逆に海外に留学しても英語が必ずしも身につくとは言えません。
(専門の勉強で忙しくなってしまうかもしれませんし。というより、一度大学院に留学してしまったら英語のための勉強をする時間はないはずです。)


とはいえ、総じて見たら海外の大学院に進学した方が英語習得という点では軍配が上がりそうです。


2. 学びたい分野のコースが開講されているか?



日本の国際協力、国際開発分野の大学院は非常に限られた数しかありません。

必然的に、国際協力、国際開発の中で更に細分化した専門領域の勉強をしようとしたときに選択肢が非常に限られます。


私が以前国内の大学院を検討した際、研究テーマとも学びたいこととも言えるものは「開発途上国における環境政策(主に廃棄物管理)の経済学的研究」でした。
(今もそれほど変わっていません。)

そうしたテーマで研究できそうなのは前出の佐藤研究室と広島大学国際協力研究科の金子慎治研究室だけでした。
(リンク先のページは現在Not Foundです。)
(私立の大学院はあまり調べていません。というのも日本の私立大学は国際的にネームバリューが皆無なので。ネームバリューという点では東大ですら怪しいみたいですが。)


私の例が特殊過ぎるのかもしれませんが、こと国際協力に関しては、ちょっとニッチな分野を深めたいと思うだけで一気に進学先を見つけるハードが上がってしまう印象です。


では海外ではどうでしょう?

はっきり言って海外に出れば勉強できないものなんてありません


当然ですよね。


海外に大学院なんて無数にありますからね。


英語でコースが提供されているという観点から見れば、アメリカ、カナダ、オーストラリア、イギリスはもちろんのこと、EU各国にも英語で開講されている大学院はあります。

フィリピン、インドなんて変わり種も考慮するべきでしょう。


特に開発学発祥の国と知られるイギリスに関してだけでも開発学ランキングトップ100に21校がランクインしています。
(日本からは東大が16位に入っているのみです。ランク算出の仕組みはこちら。)

しかも、それらの大学院のコースは細分化されており学生のニーズに合わせようという姿勢が窺われます。


例として、その中でも私が進学を考えているマンチェスター大学を見てみましょう。


(出典:The University of Manchester School of Environment, Education and Development)

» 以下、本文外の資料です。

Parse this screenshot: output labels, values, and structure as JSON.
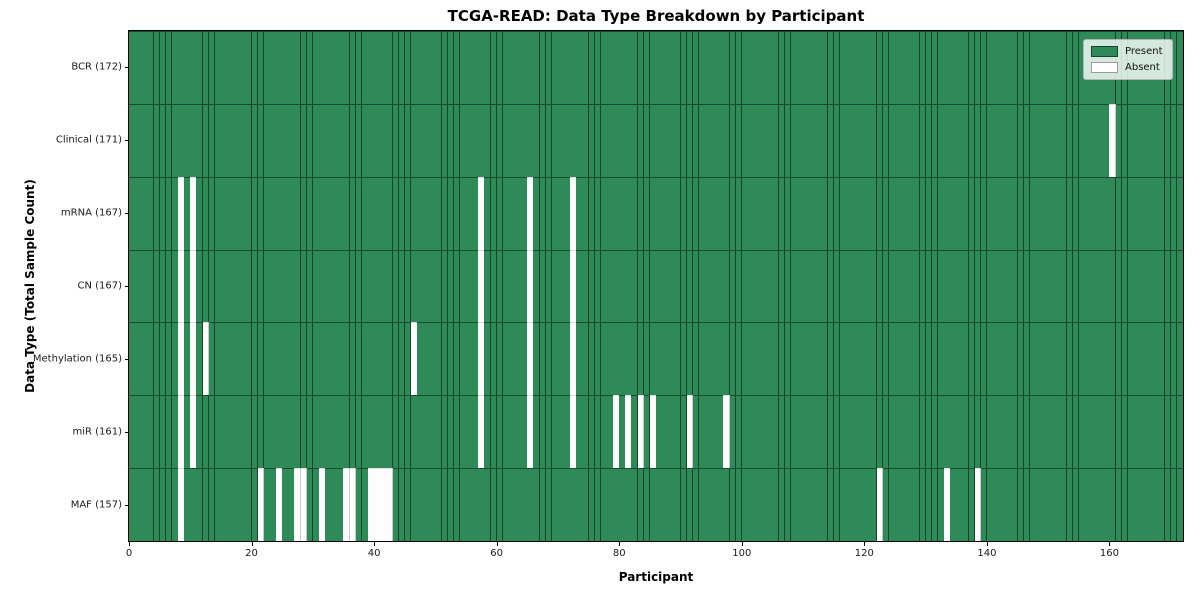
{
  "title": "TCGA-READ: Data Type Breakdown by Participant",
  "xlabel": "Participant",
  "ylabel": "Data Type (Total Sample Count)",
  "legend": {
    "present_label": "Present",
    "absent_label": "Absent"
  },
  "colors": {
    "present": "#2e8b57",
    "absent": "#ffffff",
    "present_cell_border": "rgba(0,0,0,0.5)",
    "absent_cell_border": "#c8c8c8",
    "spine": "#000000",
    "legend_border": "#b5b5b5",
    "legend_background": "rgba(255,255,255,0.8)"
  },
  "x_ticks": [
    0,
    20,
    40,
    60,
    80,
    100,
    120,
    140,
    160
  ],
  "chart_data": {
    "type": "heatmap",
    "title": "TCGA-READ: Data Type Breakdown by Participant",
    "xlabel": "Participant",
    "ylabel": "Data Type (Total Sample Count)",
    "x_range": [
      0,
      172
    ],
    "n_participants": 172,
    "grid": "cell-borders",
    "legend_position": "upper right",
    "legend_entries": [
      "Present",
      "Absent"
    ],
    "rows": [
      {
        "label": "BCR (172)",
        "data_type": "BCR",
        "total": 172,
        "absent": []
      },
      {
        "label": "Clinical (171)",
        "data_type": "Clinical",
        "total": 171,
        "absent": [
          160
        ]
      },
      {
        "label": "mRNA (167)",
        "data_type": "mRNA",
        "total": 167,
        "absent": [
          8,
          10,
          57,
          65,
          72
        ]
      },
      {
        "label": "CN (167)",
        "data_type": "CN",
        "total": 167,
        "absent": [
          8,
          10,
          57,
          65,
          72
        ]
      },
      {
        "label": "Methylation (165)",
        "data_type": "Methylation",
        "total": 165,
        "absent": [
          8,
          10,
          12,
          46,
          57,
          65,
          72
        ]
      },
      {
        "label": "miR (161)",
        "data_type": "miR",
        "total": 161,
        "absent": [
          8,
          10,
          57,
          65,
          72,
          79,
          81,
          83,
          85,
          91,
          97
        ]
      },
      {
        "label": "MAF (157)",
        "data_type": "MAF",
        "total": 157,
        "absent": [
          8,
          21,
          24,
          27,
          28,
          31,
          35,
          36,
          39,
          40,
          41,
          42,
          122,
          133,
          138
        ]
      }
    ]
  }
}
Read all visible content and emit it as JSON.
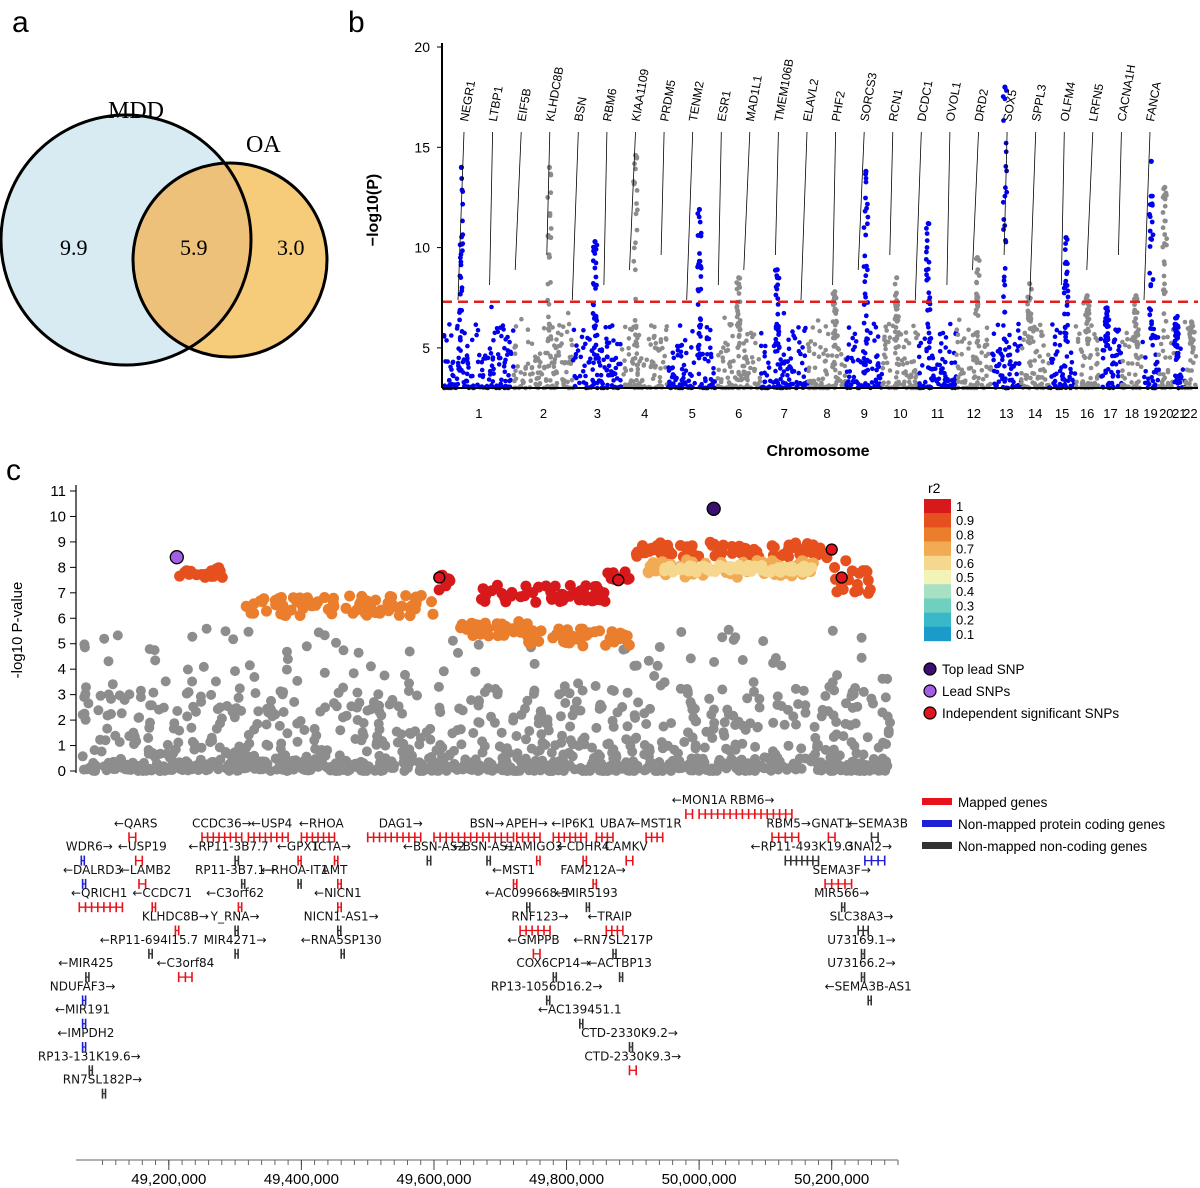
{
  "panels": {
    "a": "a",
    "b": "b",
    "c": "c"
  },
  "chart_data": [
    {
      "type": "venn",
      "sets": [
        {
          "name": "MDD",
          "unique": "9.9",
          "color": "#d8ebf2"
        },
        {
          "name": "OA",
          "unique": "3.0",
          "color": "#f6cb7a"
        }
      ],
      "overlap": "5.9",
      "overlap_color": "#eec17a"
    },
    {
      "type": "scatter",
      "subtype": "manhattan",
      "xlabel": "Chromosome",
      "ylabel": "−log10(P)",
      "ylim": [
        3,
        20
      ],
      "yticks": [
        5,
        10,
        15,
        20
      ],
      "significance_line": 7.3,
      "colors": {
        "odd": "#0000ee",
        "even": "#8c8c8c",
        "threshold": "#e02020"
      },
      "chromosomes": [
        {
          "label": "1",
          "peak": 14
        },
        {
          "label": "2",
          "peak": 14
        },
        {
          "label": "3",
          "peak": 10.3
        },
        {
          "label": "4",
          "peak": 14.6
        },
        {
          "label": "5",
          "peak": 11.9
        },
        {
          "label": "6",
          "peak": 8.5
        },
        {
          "label": "7",
          "peak": 8.9
        },
        {
          "label": "8",
          "peak": 7.8
        },
        {
          "label": "9",
          "peak": 13.8
        },
        {
          "label": "10",
          "peak": 8.5
        },
        {
          "label": "11",
          "peak": 11.2
        },
        {
          "label": "12",
          "peak": 9.5
        },
        {
          "label": "13",
          "peak": 18
        },
        {
          "label": "14",
          "peak": 8.2
        },
        {
          "label": "15",
          "peak": 10.5
        },
        {
          "label": "16",
          "peak": 7.6
        },
        {
          "label": "17",
          "peak": 7
        },
        {
          "label": "18",
          "peak": 7.6
        },
        {
          "label": "19",
          "peak": 14.3
        },
        {
          "label": "20",
          "peak": 13
        },
        {
          "label": "21",
          "peak": 6.5
        },
        {
          "label": "22",
          "peak": 6.3
        }
      ],
      "gene_labels": [
        "NEGR1",
        "LTBP1",
        "EIF5B",
        "KLHDC8B",
        "BSN",
        "RBM6",
        "KIAA1109",
        "PRDM5",
        "TENM2",
        "ESR1",
        "MAD1L1",
        "TMEM106B",
        "ELAVL2",
        "PHF2",
        "SORCS3",
        "RCN1",
        "DCDC1",
        "OVOL1",
        "DRD2",
        "SOX5",
        "SPPL3",
        "OLFM4",
        "LRFN5",
        "CACNA1H",
        "FANCA"
      ]
    },
    {
      "type": "scatter",
      "subtype": "regional-association",
      "ylabel": "-log10 P-value",
      "ylim": [
        0,
        11
      ],
      "yticks": [
        0,
        1,
        2,
        3,
        4,
        5,
        6,
        7,
        8,
        9,
        10,
        11
      ],
      "xlim": [
        49060000,
        50300000
      ],
      "xticks": [
        "49,200,000",
        "49,400,000",
        "49,600,000",
        "49,800,000",
        "50,000,000",
        "50,200,000"
      ],
      "xtick_values": [
        49200000,
        49400000,
        49600000,
        49800000,
        50000000,
        50200000
      ],
      "r2_legend": {
        "title": "r2",
        "levels": [
          "1",
          "0.9",
          "0.8",
          "0.7",
          "0.6",
          "0.5",
          "0.4",
          "0.3",
          "0.2",
          "0.1"
        ],
        "colors": [
          "#d7191c",
          "#e6501f",
          "#ea7e2c",
          "#f2ab55",
          "#f5d78e",
          "#f3f3b8",
          "#a8e0c2",
          "#6fd0c0",
          "#38b8c8",
          "#1a9bc9"
        ]
      },
      "snp_legend": [
        {
          "label": "Top lead SNP",
          "color": "#3b0f6f"
        },
        {
          "label": "Lead SNPs",
          "color": "#a45ee5"
        },
        {
          "label": "Independent significant SNPs",
          "color": "#e0141e"
        }
      ],
      "clusters": [
        {
          "x0": 49215000,
          "x1": 49285000,
          "ylo": 7.6,
          "yhi": 8.0,
          "r2": "0.9"
        },
        {
          "x0": 49310000,
          "x1": 49600000,
          "ylo": 6.1,
          "yhi": 6.9,
          "r2": "0.8"
        },
        {
          "x0": 49600000,
          "x1": 49625000,
          "ylo": 7.1,
          "yhi": 7.7,
          "r2": "1"
        },
        {
          "x0": 49670000,
          "x1": 49860000,
          "ylo": 6.6,
          "yhi": 7.3,
          "r2": "1"
        },
        {
          "x0": 49640000,
          "x1": 49750000,
          "ylo": 5.3,
          "yhi": 5.9,
          "r2": "0.8"
        },
        {
          "x0": 49740000,
          "x1": 49900000,
          "ylo": 4.9,
          "yhi": 5.6,
          "r2": "0.8"
        },
        {
          "x0": 49860000,
          "x1": 49900000,
          "ylo": 7.3,
          "yhi": 7.9,
          "r2": "1"
        },
        {
          "x0": 49900000,
          "x1": 50190000,
          "ylo": 8.4,
          "yhi": 9.0,
          "r2": "0.9"
        },
        {
          "x0": 49920000,
          "x1": 50180000,
          "ylo": 7.6,
          "yhi": 8.3,
          "r2": "0.7"
        },
        {
          "x0": 49940000,
          "x1": 50170000,
          "ylo": 7.8,
          "yhi": 8.1,
          "r2": "0.6"
        },
        {
          "x0": 50190000,
          "x1": 50260000,
          "ylo": 6.9,
          "yhi": 8.5,
          "r2": "0.9"
        }
      ],
      "lead_snps": [
        {
          "x": 49212000,
          "y": 8.4,
          "kind": "lead"
        },
        {
          "x": 50022000,
          "y": 10.3,
          "kind": "top"
        }
      ],
      "independent_snps": [
        {
          "x": 49608000,
          "y": 7.6
        },
        {
          "x": 49878000,
          "y": 7.5
        },
        {
          "x": 50200000,
          "y": 8.7
        },
        {
          "x": 50215000,
          "y": 7.6
        }
      ],
      "gene_legend": [
        {
          "label": "Mapped genes",
          "color": "#e8131a"
        },
        {
          "label": "Non-mapped protein coding genes",
          "color": "#1f1fd6"
        },
        {
          "label": "Non-mapped non-coding genes",
          "color": "#333333"
        }
      ],
      "genes": [
        {
          "label": "←MON1A",
          "x": 50000000,
          "row": 0,
          "c": "r",
          "s": 49980000,
          "e": 49990000
        },
        {
          "label": "RBM6→",
          "x": 50080000,
          "row": 0,
          "c": "r",
          "s": 50000000,
          "e": 50140000
        },
        {
          "label": "←QARS",
          "x": 49150000,
          "row": 1,
          "c": "r",
          "s": 49140000,
          "e": 49150000
        },
        {
          "label": "CCDC36→",
          "x": 49280000,
          "row": 1,
          "c": "r",
          "s": 49250000,
          "e": 49310000
        },
        {
          "label": "←USP4",
          "x": 49355000,
          "row": 1,
          "c": "r",
          "s": 49320000,
          "e": 49380000
        },
        {
          "label": "←RHOA",
          "x": 49430000,
          "row": 1,
          "c": "r",
          "s": 49400000,
          "e": 49450000
        },
        {
          "label": "DAG1→",
          "x": 49550000,
          "row": 1,
          "c": "r",
          "s": 49500000,
          "e": 49580000
        },
        {
          "label": "BSN→",
          "x": 49680000,
          "row": 1,
          "c": "r",
          "s": 49600000,
          "e": 49720000
        },
        {
          "label": "APEH→",
          "x": 49740000,
          "row": 1,
          "c": "r",
          "s": 49725000,
          "e": 49760000
        },
        {
          "label": "←IP6K1",
          "x": 49810000,
          "row": 1,
          "c": "r",
          "s": 49780000,
          "e": 49830000
        },
        {
          "label": "UBA7",
          "x": 49875000,
          "row": 1,
          "c": "r",
          "s": 49845000,
          "e": 49870000
        },
        {
          "label": "←MST1R",
          "x": 49935000,
          "row": 1,
          "c": "r",
          "s": 49920000,
          "e": 49945000
        },
        {
          "label": "RBM5→",
          "x": 50135000,
          "row": 1,
          "c": "r",
          "s": 50110000,
          "e": 50150000
        },
        {
          "label": "GNAT1",
          "x": 50200000,
          "row": 1,
          "c": "r",
          "s": 50195000,
          "e": 50205000
        },
        {
          "label": "←SEMA3B",
          "x": 50270000,
          "row": 1,
          "c": "k",
          "s": 50260000,
          "e": 50270000
        },
        {
          "label": "WDR6→",
          "x": 49080000,
          "row": 2,
          "c": "b",
          "s": 49068000,
          "e": 49072000
        },
        {
          "label": "←USP19",
          "x": 49160000,
          "row": 2,
          "c": "r",
          "s": 49150000,
          "e": 49160000
        },
        {
          "label": "←RP11-3B7.7",
          "x": 49290000,
          "row": 2,
          "c": "k",
          "s": 49300000,
          "e": 49305000
        },
        {
          "label": "←GPX1",
          "x": 49395000,
          "row": 2,
          "c": "r",
          "s": 49395000,
          "e": 49398000
        },
        {
          "label": "TCTA→",
          "x": 49445000,
          "row": 2,
          "c": "r",
          "s": 49450000,
          "e": 49455000
        },
        {
          "label": "←BSN-AS2",
          "x": 49600000,
          "row": 2,
          "c": "k",
          "s": 49590000,
          "e": 49595000
        },
        {
          "label": "←BSN-AS1",
          "x": 49675000,
          "row": 2,
          "c": "k",
          "s": 49680000,
          "e": 49685000
        },
        {
          "label": "←AMIGO3",
          "x": 49750000,
          "row": 2,
          "c": "r",
          "s": 49755000,
          "e": 49760000
        },
        {
          "label": "←CDHR4",
          "x": 49825000,
          "row": 2,
          "c": "r",
          "s": 49825000,
          "e": 49830000
        },
        {
          "label": "CAMKV",
          "x": 49890000,
          "row": 2,
          "c": "r",
          "s": 49890000,
          "e": 49900000
        },
        {
          "label": "←RP11-493K19.3",
          "x": 50155000,
          "row": 2,
          "c": "k",
          "s": 50130000,
          "e": 50180000
        },
        {
          "label": "GNAI2→",
          "x": 50255000,
          "row": 2,
          "c": "b",
          "s": 50250000,
          "e": 50280000
        },
        {
          "label": "←DALRD3",
          "x": 49085000,
          "row": 3,
          "c": "b",
          "s": 49070000,
          "e": 49073000
        },
        {
          "label": "←LAMB2",
          "x": 49165000,
          "row": 3,
          "c": "r",
          "s": 49155000,
          "e": 49165000
        },
        {
          "label": "RP11-3B7.1→",
          "x": 49300000,
          "row": 3,
          "c": "k",
          "s": 49310000,
          "e": 49312000
        },
        {
          "label": "←RHOA-IT1",
          "x": 49390000,
          "row": 3,
          "c": "k",
          "s": 49395000,
          "e": 49397000
        },
        {
          "label": "AMT",
          "x": 49450000,
          "row": 3,
          "c": "r",
          "s": 49455000,
          "e": 49460000
        },
        {
          "label": "←MST1",
          "x": 49720000,
          "row": 3,
          "c": "r",
          "s": 49720000,
          "e": 49725000
        },
        {
          "label": "FAM212A→",
          "x": 49840000,
          "row": 3,
          "c": "r",
          "s": 49840000,
          "e": 49845000
        },
        {
          "label": "SEMA3F→",
          "x": 50215000,
          "row": 3,
          "c": "r",
          "s": 50190000,
          "e": 50230000
        },
        {
          "label": "←QRICH1",
          "x": 49095000,
          "row": 4,
          "c": "r",
          "s": 49065000,
          "e": 49130000
        },
        {
          "label": "←CCDC71",
          "x": 49190000,
          "row": 4,
          "c": "r",
          "s": 49175000,
          "e": 49180000
        },
        {
          "label": "←C3orf62",
          "x": 49300000,
          "row": 4,
          "c": "r",
          "s": 49305000,
          "e": 49310000
        },
        {
          "label": "←NICN1",
          "x": 49455000,
          "row": 4,
          "c": "r",
          "s": 49455000,
          "e": 49460000
        },
        {
          "label": "←AC099668.5",
          "x": 49740000,
          "row": 4,
          "c": "k",
          "s": 49740000,
          "e": 49742000
        },
        {
          "label": "←MIR5193",
          "x": 49830000,
          "row": 4,
          "c": "k",
          "s": 49830000,
          "e": 49832000
        },
        {
          "label": "MIR566→",
          "x": 50215000,
          "row": 4,
          "c": "k",
          "s": 50215000,
          "e": 50216000
        },
        {
          "label": "KLHDC8B→",
          "x": 49210000,
          "row": 5,
          "c": "r",
          "s": 49210000,
          "e": 49215000
        },
        {
          "label": "Y_RNA→",
          "x": 49300000,
          "row": 5,
          "c": "k",
          "s": 49300000,
          "e": 49302000
        },
        {
          "label": "NICN1-AS1→",
          "x": 49460000,
          "row": 5,
          "c": "k",
          "s": 49455000,
          "e": 49457000
        },
        {
          "label": "RNF123→",
          "x": 49760000,
          "row": 5,
          "c": "r",
          "s": 49730000,
          "e": 49775000
        },
        {
          "label": "←TRAIP",
          "x": 49865000,
          "row": 5,
          "c": "r",
          "s": 49860000,
          "e": 49885000
        },
        {
          "label": "SLC38A3→",
          "x": 50245000,
          "row": 5,
          "c": "k",
          "s": 50240000,
          "e": 50255000
        },
        {
          "label": "←RP11-694I15.7",
          "x": 49170000,
          "row": 6,
          "c": "k",
          "s": 49170000,
          "e": 49175000
        },
        {
          "label": "MIR4271→",
          "x": 49300000,
          "row": 6,
          "c": "k",
          "s": 49300000,
          "e": 49301000
        },
        {
          "label": "←RNA5SP130",
          "x": 49460000,
          "row": 6,
          "c": "k",
          "s": 49460000,
          "e": 49461000
        },
        {
          "label": "←GMPPB",
          "x": 49750000,
          "row": 6,
          "c": "r",
          "s": 49750000,
          "e": 49760000
        },
        {
          "label": "←RN7SL217P",
          "x": 49870000,
          "row": 6,
          "c": "k",
          "s": 49870000,
          "e": 49871000
        },
        {
          "label": "U73169.1→",
          "x": 50245000,
          "row": 6,
          "c": "k",
          "s": 50245000,
          "e": 50246000
        },
        {
          "label": "←C3orf84",
          "x": 49225000,
          "row": 7,
          "c": "r",
          "s": 49215000,
          "e": 49235000
        },
        {
          "label": "COX6CP14→",
          "x": 49780000,
          "row": 7,
          "c": "k",
          "s": 49780000,
          "e": 49781000
        },
        {
          "label": "←ACTBP13",
          "x": 49880000,
          "row": 7,
          "c": "k",
          "s": 49880000,
          "e": 49881000
        },
        {
          "label": "U73166.2→",
          "x": 50245000,
          "row": 7,
          "c": "k",
          "s": 50245000,
          "e": 50246000
        },
        {
          "label": "←MIR425",
          "x": 49075000,
          "row": 7,
          "c": "k",
          "s": 49075000,
          "e": 49076000
        },
        {
          "label": "NDUFAF3→",
          "x": 49070000,
          "row": 8,
          "c": "b",
          "s": 49070000,
          "e": 49073000
        },
        {
          "label": "RP13-1056D16.2→",
          "x": 49770000,
          "row": 8,
          "c": "k",
          "s": 49770000,
          "e": 49771000
        },
        {
          "label": "←SEMA3B-AS1",
          "x": 50255000,
          "row": 8,
          "c": "k",
          "s": 50255000,
          "e": 50256000
        },
        {
          "label": "←MIR191",
          "x": 49070000,
          "row": 9,
          "c": "b",
          "s": 49070000,
          "e": 49071000
        },
        {
          "label": "←AC139451.1",
          "x": 49820000,
          "row": 9,
          "c": "k",
          "s": 49820000,
          "e": 49821000
        },
        {
          "label": "←IMPDH2",
          "x": 49075000,
          "row": 10,
          "c": "b",
          "s": 49070000,
          "e": 49073000
        },
        {
          "label": "CTD-2330K9.2→",
          "x": 49895000,
          "row": 10,
          "c": "k",
          "s": 49895000,
          "e": 49896000
        },
        {
          "label": "RP13-131K19.6→",
          "x": 49080000,
          "row": 11,
          "c": "k",
          "s": 49080000,
          "e": 49081000
        },
        {
          "label": "CTD-2330K9.3→",
          "x": 49900000,
          "row": 11,
          "c": "r",
          "s": 49895000,
          "e": 49905000
        },
        {
          "label": "RN7SL182P→",
          "x": 49100000,
          "row": 12,
          "c": "k",
          "s": 49100000,
          "e": 49101000
        }
      ]
    }
  ]
}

1つの大学の中にこれほどの修士課程コースが用意されているのです。

これを見てしまうと数の限られた日本の中から選ぶのは馬鹿馬鹿しく感じてしまいます。


3. 国際協力業界での評判はどうか?



これは正直言って、実際に自分が業界の中に入らないと、つまり実際に就職するまでは分からないでしょう。

ですので、気にし過ぎなのかもしれません。

とはいえ先ほどのランキング(開発学)は国際協力、国際開発でどの大学院が優れた研究をしているのかを把握する目安にはなりますので10位まで転載しておきます。


  1. University of Sussex
  2. Harvard University
  3. The University of Manchester
  4. University of Oxford
  5. LSE
  6. University of California, Berkeley
  7. University of Cape Town
  8. University of Cambridge
  9. Stanford University
  10. The Australian National University


くどいようですが、日本からは16位に東大が入っているだけです。

ただし、教授個人が非常に優れた研究をしているということはどこの大学でもありえることなので、このランキングは選択肢を絞るための参考程度に留めていただければいいかと。


ちなみに、1位のサセックス大学はかのロバート・チェンバースが教鞭をとられていた参加型開発研究のメッカであり、UNDP等に卒業生を多数送り込んでいます。


4. 学費はどれほど必要か?



日本の国立大学の院に進学すれば授業料は大体60万円(1年あたり)でしょうか。

生活費が月々10万円かかるとすれば、2年で240万円となります。

授業料と合わせて400万円弱でしょうか。
(TAやアルバイトで収入が入る分は考慮していません。)


一方で海外の場合はピンキリです。

ドイツや北欧では外国人ですら授業料が無料になることもあるそうですが、イギリスあたりは留学受け入れをビジネスと考えている節がありますので授業料だけでも日本の倍ということもありえます。


いずれにせよ、海外での方が資金がより必要になることは間違いありません。


ただ、仮に奨学金を借り入れて大学院留学したとしても国際協力業界は収入はかなり良いので、返済に困ることはないように思います。
(借金ができるという事実には変わりありませんが・・・。)


まとめ



ここに書いてきた情報だけでどちらが良いと判断することは難しいかもしれません。


また何かに気付いたり、新しい情報に触れたら都度更新していきます。